The tipping point is that magic moment when an idea, trend, or social behavior crosses a threshold, tips, and spreads like wildfire. Just as a single sick person can start an epidemic of the flu, so too can a small but precisely targeted push cause a fashion trend, the popularity of a new product, or a drop in the crime rate. This widely acclaimed bestseller, in which Malcolm Gladwell explores and brilliantly illuminates the tipping point phenomenon, is already changing the way people throughout the world think about selling products and disseminating ideas.

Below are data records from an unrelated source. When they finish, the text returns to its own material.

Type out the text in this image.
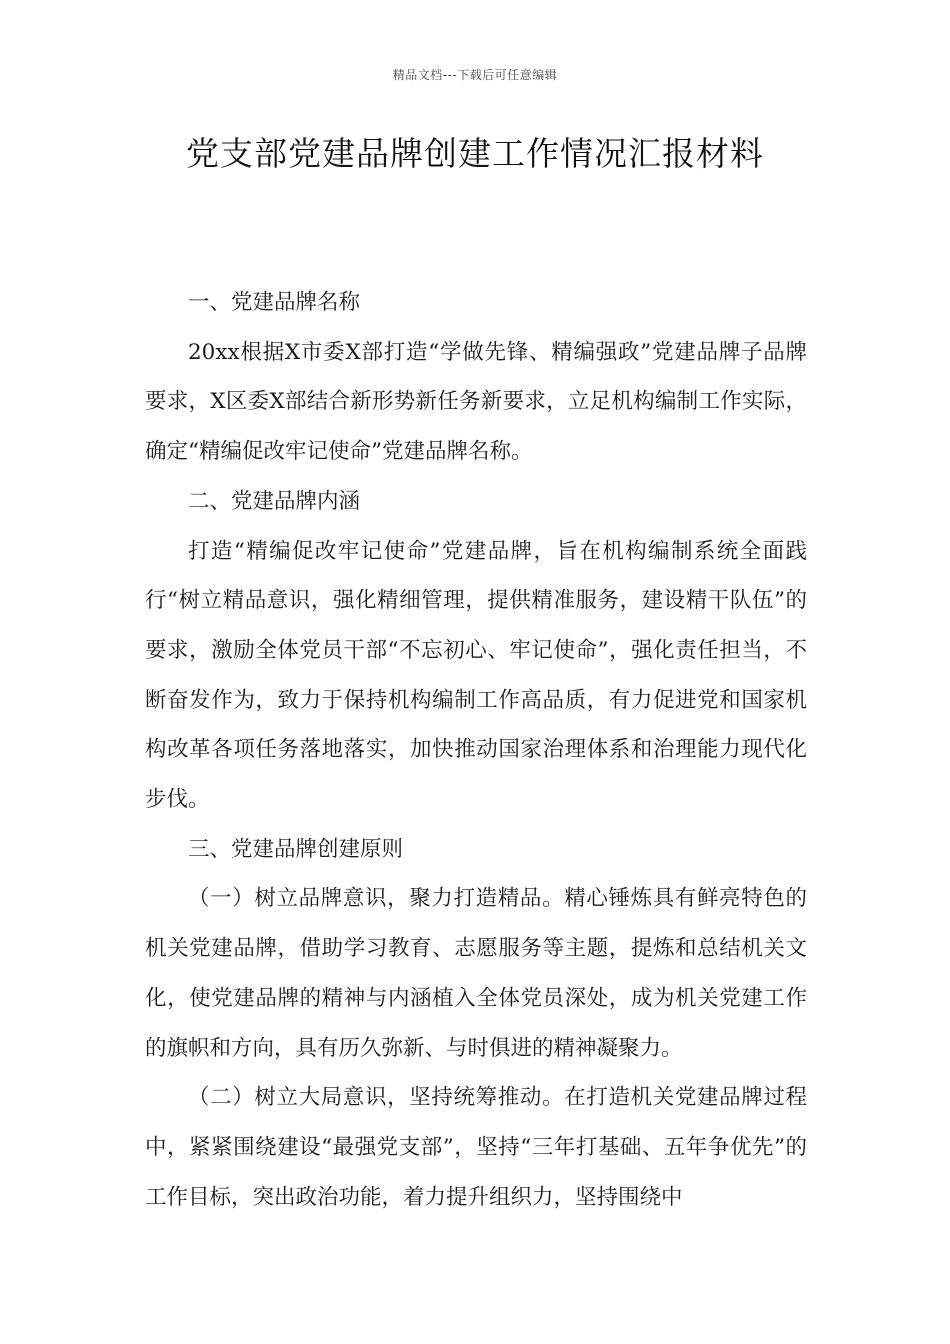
精品文档---下载后可任意编辑
党支部党建品牌创建工作情况汇报材料

一、党建品牌名称

20xx根据X市委X部打造“学做先锋、精编强政”党建品牌子品牌要求，X区委X部结合新形势新任务新要求，立足机构编制工作实际，确定“精编促改牢记使命”党建品牌名称。

二、党建品牌内涵

打造“精编促改牢记使命”党建品牌，旨在机构编制系统全面践行“树立精品意识，强化精细管理，提供精准服务，建设精干队伍”的要求，激励全体党员干部“不忘初心、牢记使命”，强化责任担当，不断奋发作为，致力于保持机构编制工作高品质，有力促进党和国家机构改革各项任务落地落实，加快推动国家治理体系和治理能力现代化步伐。

三、党建品牌创建原则

（一）树立品牌意识，聚力打造精品。精心锤炼具有鲜亮特色的机关党建品牌，借助学习教育、志愿服务等主题，提炼和总结机关文化，使党建品牌的精神与内涵植入全体党员深处，成为机关党建工作的旗帜和方向，具有历久弥新、与时俱进的精神凝聚力。

（二）树立大局意识，坚持统筹推动。在打造机关党建品牌过程中，紧紧围绕建设“最强党支部”，坚持“三年打基础、五年争优先”的工作目标，突出政治功能，着力提升组织力，坚持围绕中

Gladwell introduces us to the particular personality types who are natural pollinators of new ideas and trends, the people who create the phenomenon of word of mouth. He analyzes fashion trends, smoking, children's television, direct mail, and the early days of the American Revolution for clues about making ideas infectious, and visits a religious commune, a successful high-tech company, and one of the world's greatest salesmen to show how to start and sustain social epidemics.  (Summary and cover courtesy of goodreads.com)

Review:

This was a really interesting book that I actually listened to.  While listening to it, I did find it repetitive at times, but the approach will appeal to folks who like structured essays and formal presentations of arguments.  Despite this, I found the concepts compelling and I have certainly found I have thought about problems differently.  In many ways, it inspires me to think that we may be able to solve some of the more complex social problems with some creative thinking to address the problem.

The argument that I found particularly fascinating was the smoking epidemic.  I loved that Gladwell challenged us to look at the problem differently that could be a more efficient way to address the problem.  In the epilogue, he also talks about the epidemic of school shootings and how that compares to the suicides and smoking as well, which is particularly relevant with recent events.  All in all, this was a good one that will require some additional digesting.

Rating: 4 stars!

Who should read it? Anyone interested in the unknown impliations of actions and is hoping to market a new product.